When a teammate told Berra to meet with Jeni Shannon, director of the Carolina Athletics Mental Health and Performance Psychology program, she discovered a whole new way to confront her personal struggles with mental health.
“There aren’t really words to describe how helpful she was,” Berra said. “I was so anxiety-ridden my junior year with life changing and looking for an internship and grades starting to matter, and she really helped all-around. I think if I’d had someone like Dr. Shannon around my freshman year, my experience at UNC would have been a totally different one.”

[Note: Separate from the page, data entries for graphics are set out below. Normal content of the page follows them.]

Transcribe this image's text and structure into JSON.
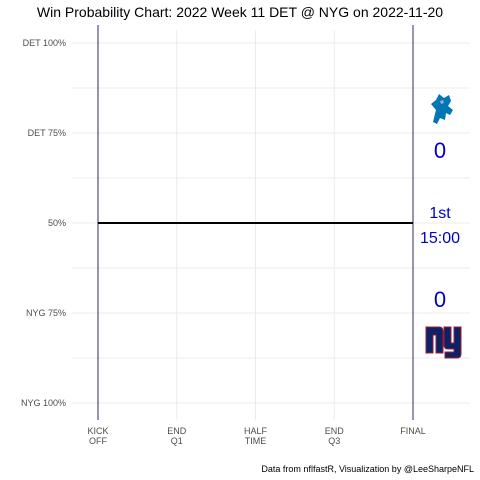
{
  "chart_data": {
    "type": "line",
    "title": "Win Probability Chart: 2022 Week 11 DET @ NYG on 2022-11-20",
    "caption": "Data from nflfastR, Visualization by @LeeSharpeNFL",
    "x_tick_labels": [
      [
        "KICK",
        "OFF"
      ],
      [
        "END",
        "Q1"
      ],
      [
        "HALF",
        "TIME"
      ],
      [
        "END",
        "Q3"
      ],
      [
        "FINAL"
      ]
    ],
    "y_tick_labels": [
      "DET 100%",
      "DET 75%",
      "50%",
      "NYG 75%",
      "NYG 100%"
    ],
    "y_tick_values": [
      1.0,
      0.75,
      0.5,
      0.25,
      0.0
    ],
    "xlim": [
      0,
      3600
    ],
    "ylim": [
      0,
      1
    ],
    "grid": true,
    "series": [
      {
        "x": [
          0,
          3600
        ],
        "y": [
          0.5,
          0.5
        ],
        "color": "#000000"
      }
    ],
    "away_team": {
      "abbr": "DET",
      "score": "0",
      "color": "#0076b6"
    },
    "home_team": {
      "abbr": "NYG",
      "score": "0",
      "color": "#0b2265",
      "accent": "#a71930"
    },
    "game_clock": {
      "quarter": "1st",
      "time": "15:00"
    },
    "colors": {
      "score_text": "#0000cd",
      "period_lines": "#2b2b6b",
      "grid": "#ebebeb"
    }
  }
}
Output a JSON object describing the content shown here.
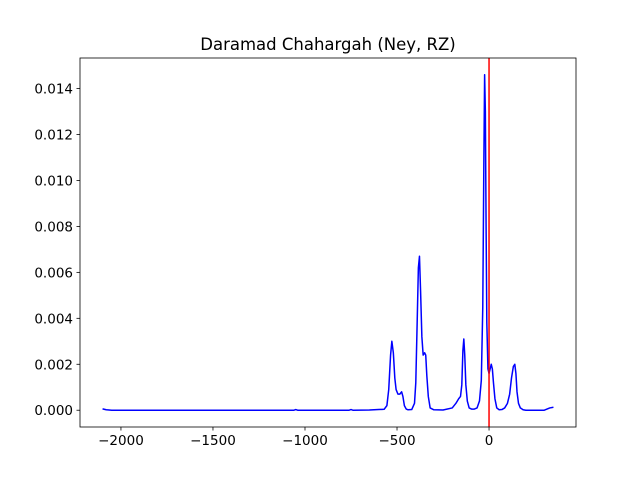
{
  "chart_data": {
    "type": "line",
    "title": "Daramad Chahargah (Ney, RZ)",
    "x": [
      -2100,
      -2080,
      -2050,
      -1500,
      -1060,
      -1050,
      -1040,
      -760,
      -750,
      -740,
      -650,
      -600,
      -570,
      -555,
      -545,
      -535,
      -528,
      -520,
      -512,
      -505,
      -495,
      -485,
      -475,
      -468,
      -460,
      -450,
      -440,
      -420,
      -405,
      -398,
      -390,
      -384,
      -378,
      -372,
      -365,
      -358,
      -350,
      -344,
      -338,
      -330,
      -320,
      -300,
      -250,
      -200,
      -180,
      -165,
      -155,
      -148,
      -142,
      -137,
      -132,
      -126,
      -118,
      -108,
      -95,
      -80,
      -65,
      -52,
      -42,
      -34,
      -28,
      -24,
      -20,
      -16,
      -12,
      -6,
      0,
      6,
      12,
      18,
      24,
      32,
      42,
      55,
      70,
      85,
      100,
      112,
      122,
      132,
      140,
      146,
      152,
      160,
      170,
      185,
      200,
      250,
      300,
      330,
      350
    ],
    "values": [
      6e-05,
      2e-05,
      0.0,
      0.0,
      0.0,
      3e-05,
      0.0,
      0.0,
      3e-05,
      0.0,
      1e-05,
      3e-05,
      4e-05,
      0.0002,
      0.0009,
      0.0024,
      0.003,
      0.0025,
      0.0014,
      0.0009,
      0.0007,
      0.0007,
      0.0008,
      0.0006,
      0.0002,
      5e-05,
      2e-05,
      3e-05,
      0.0003,
      0.0012,
      0.004,
      0.0062,
      0.0067,
      0.0052,
      0.0032,
      0.0024,
      0.0025,
      0.0024,
      0.0015,
      0.0006,
      0.0001,
      2e-05,
      1e-05,
      0.0001,
      0.0003,
      0.0005,
      0.0006,
      0.0011,
      0.0026,
      0.0031,
      0.0024,
      0.0011,
      0.0004,
      0.0001,
      5e-05,
      5e-05,
      0.0001,
      0.0004,
      0.0013,
      0.0045,
      0.011,
      0.0146,
      0.013,
      0.008,
      0.0038,
      0.0018,
      0.0016,
      0.0018,
      0.002,
      0.0018,
      0.0012,
      0.0005,
      0.0001,
      2e-05,
      3e-05,
      0.0001,
      0.0003,
      0.0007,
      0.0014,
      0.0019,
      0.002,
      0.0016,
      0.0008,
      0.0003,
      0.0001,
      2e-05,
      0.0,
      0.0,
      0.0,
      0.0001,
      0.00013
    ],
    "color": "#0000ff",
    "vline": {
      "x": 0,
      "color": "#ff0000"
    },
    "xlim": [
      -2222.5,
      472.5
    ],
    "ylim": [
      -0.00073,
      0.01533
    ],
    "xticks": [
      {
        "value": -2000,
        "label": "−2000"
      },
      {
        "value": -1500,
        "label": "−1500"
      },
      {
        "value": -1000,
        "label": "−1000"
      },
      {
        "value": -500,
        "label": "−500"
      },
      0
    ],
    "yticks": [
      {
        "value": 0,
        "label": "0.000"
      },
      {
        "value": 0.002,
        "label": "0.002"
      },
      {
        "value": 0.004,
        "label": "0.004"
      },
      {
        "value": 0.006,
        "label": "0.006"
      },
      {
        "value": 0.008,
        "label": "0.008"
      },
      {
        "value": 0.01,
        "label": "0.010"
      },
      {
        "value": 0.012,
        "label": "0.012"
      },
      {
        "value": 0.014,
        "label": "0.014"
      }
    ]
  }
}
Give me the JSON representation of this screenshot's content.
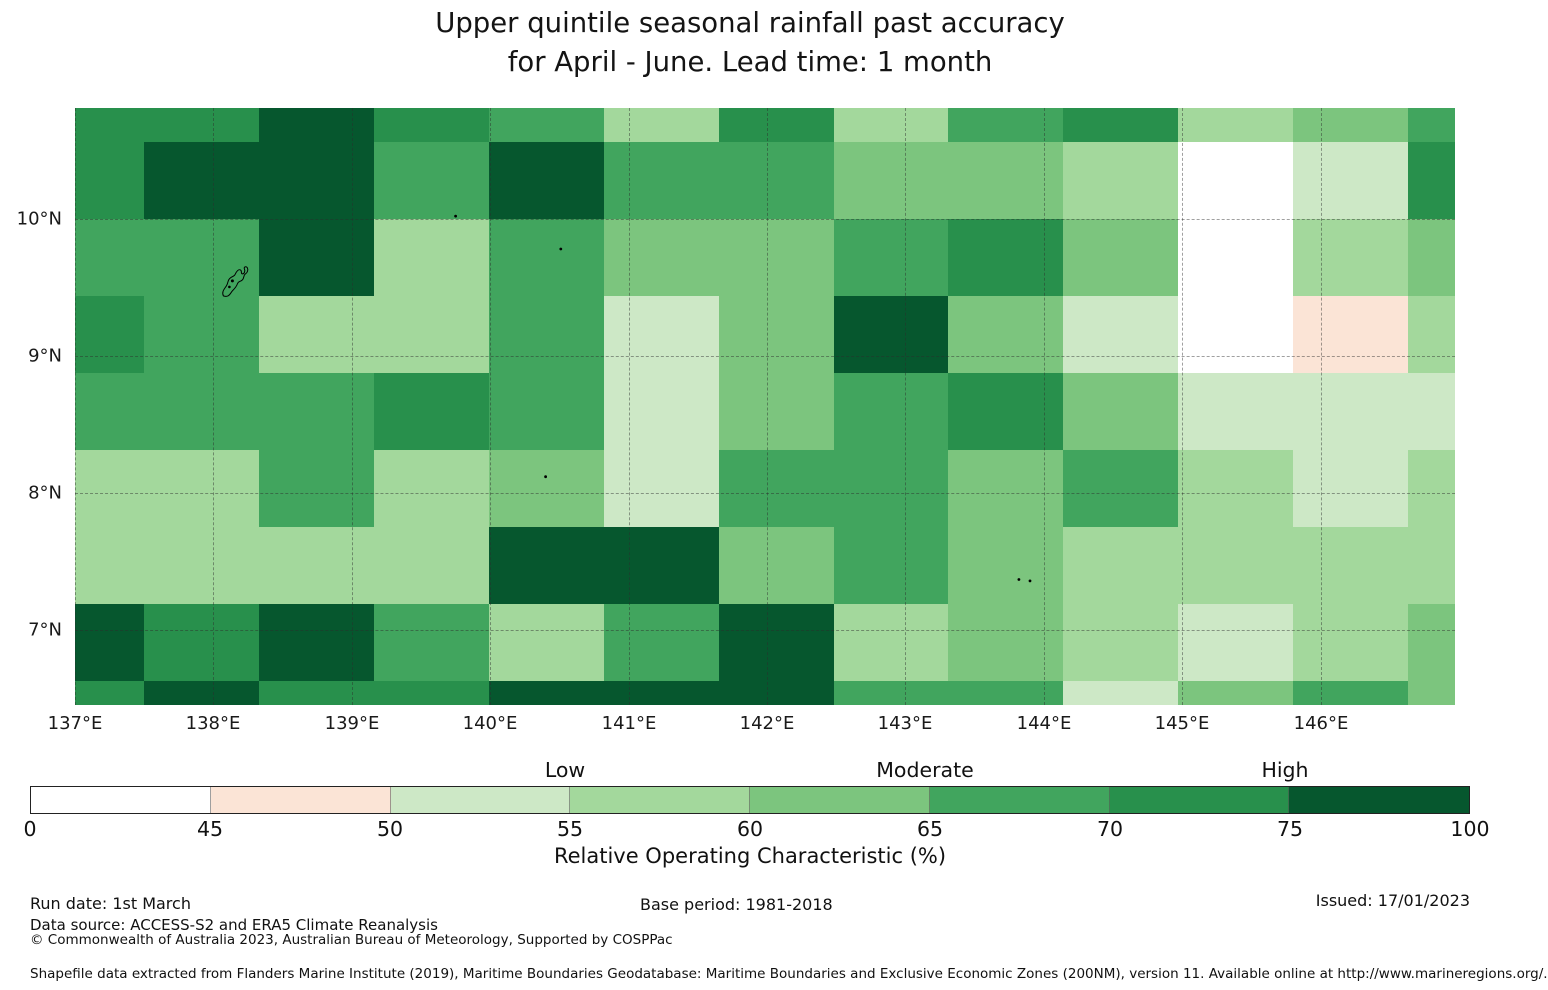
{
  "title": {
    "line1": "Upper quintile seasonal rainfall past accuracy",
    "line2": "for April - June. Lead time: 1 month"
  },
  "chart_data": {
    "type": "heatmap",
    "title": "Upper quintile seasonal rainfall past accuracy for April - June. Lead time: 1 month",
    "value_name": "Relative Operating Characteristic (%)",
    "lon_range": [
      137.0,
      146.971
    ],
    "lat_range": [
      6.455,
      10.808
    ],
    "lon_edges": [
      137.0,
      137.499,
      138.329,
      139.16,
      139.991,
      140.822,
      141.653,
      142.484,
      143.308,
      144.139,
      144.97,
      145.8,
      146.631,
      146.971
    ],
    "lat_edges": [
      10.808,
      10.56,
      9.999,
      9.437,
      8.876,
      8.314,
      7.753,
      7.191,
      6.63,
      6.455
    ],
    "values_roc_percent": [
      [
        72,
        72,
        85,
        72,
        67,
        57,
        72,
        57,
        67,
        72,
        57,
        62,
        67
      ],
      [
        72,
        85,
        85,
        67,
        85,
        67,
        67,
        62,
        62,
        57,
        40,
        52,
        72
      ],
      [
        67,
        67,
        85,
        57,
        67,
        62,
        62,
        67,
        72,
        62,
        40,
        57,
        62
      ],
      [
        72,
        67,
        57,
        57,
        67,
        52,
        62,
        85,
        62,
        52,
        40,
        47,
        57
      ],
      [
        67,
        67,
        67,
        72,
        67,
        52,
        62,
        67,
        72,
        62,
        52,
        52,
        52
      ],
      [
        57,
        57,
        67,
        57,
        62,
        52,
        67,
        67,
        62,
        67,
        57,
        52,
        57
      ],
      [
        57,
        57,
        57,
        57,
        85,
        85,
        62,
        67,
        62,
        57,
        57,
        57,
        57
      ],
      [
        85,
        72,
        85,
        67,
        57,
        67,
        85,
        57,
        62,
        57,
        52,
        57,
        62
      ],
      [
        72,
        85,
        72,
        72,
        85,
        85,
        85,
        67,
        67,
        52,
        62,
        67,
        62
      ]
    ],
    "x_ticks": [
      {
        "lon": 137,
        "label": "137°E"
      },
      {
        "lon": 138,
        "label": "138°E"
      },
      {
        "lon": 139,
        "label": "139°E"
      },
      {
        "lon": 140,
        "label": "140°E"
      },
      {
        "lon": 141,
        "label": "141°E"
      },
      {
        "lon": 142,
        "label": "142°E"
      },
      {
        "lon": 143,
        "label": "143°E"
      },
      {
        "lon": 144,
        "label": "144°E"
      },
      {
        "lon": 145,
        "label": "145°E"
      },
      {
        "lon": 146,
        "label": "146°E"
      }
    ],
    "y_ticks": [
      {
        "lat": 10,
        "label": "10°N"
      },
      {
        "lat": 9,
        "label": "9°N"
      },
      {
        "lat": 8,
        "label": "8°N"
      },
      {
        "lat": 7,
        "label": "7°N"
      }
    ],
    "grid": true,
    "legend_position": "bottom",
    "colorbar": {
      "axis_label": "Relative Operating Characteristic (%)",
      "bin_edges": [
        0,
        45,
        50,
        55,
        60,
        65,
        70,
        75,
        100
      ],
      "bin_colors": [
        "#ffffff",
        "#fbe4d6",
        "#cde8c6",
        "#a3d89c",
        "#7cc57e",
        "#41a55e",
        "#28904c",
        "#06572e"
      ],
      "categories": [
        {
          "label": "Low",
          "at_value": 55
        },
        {
          "label": "Moderate",
          "at_value": 65
        },
        {
          "label": "High",
          "at_value": 75
        }
      ]
    },
    "land_marks": {
      "main_island": {
        "lon": 138.13,
        "lat": 9.54
      },
      "islets": [
        {
          "lon": 139.75,
          "lat": 10.02
        },
        {
          "lon": 140.51,
          "lat": 9.78
        },
        {
          "lon": 140.4,
          "lat": 8.12
        },
        {
          "lon": 143.82,
          "lat": 7.37
        },
        {
          "lon": 143.9,
          "lat": 7.36
        }
      ]
    }
  },
  "footer": {
    "run_date": "Run date: 1st March",
    "base_period": "Base period: 1981-2018",
    "issued": "Issued: 17/01/2023",
    "data_source": "Data source: ACCESS-S2 and ERA5 Climate Reanalysis",
    "copyright": "© Commonwealth of Australia 2023, Australian Bureau of Meteorology, Supported by COSPPac",
    "shapefile_note": "Shapefile data extracted from Flanders Marine Institute (2019), Maritime Boundaries Geodatabase: Maritime Boundaries and Exclusive Economic Zones (200NM), version 11. Available online at http://www.marineregions.org/."
  }
}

Shannon works with student-athletes at the University to help them cope with mental health and performance-related issues. She hopes for the program to become more embedded in the athletics department and said they are taking steps to increase awareness among student-athletes, such as a planned two-part forum educating UNC athletes on the treatment of and culture behind mental health.
Shannon said the culture of sports plays a part in some athletes’ reluctance to seek help.
“Athletes are trained to be tough, to keep going, to ‘suck it up,’” Shannon said. “All of those things can create a culture that makes it very hard to ask for help in any way or show anything that could be perceived as weakness.”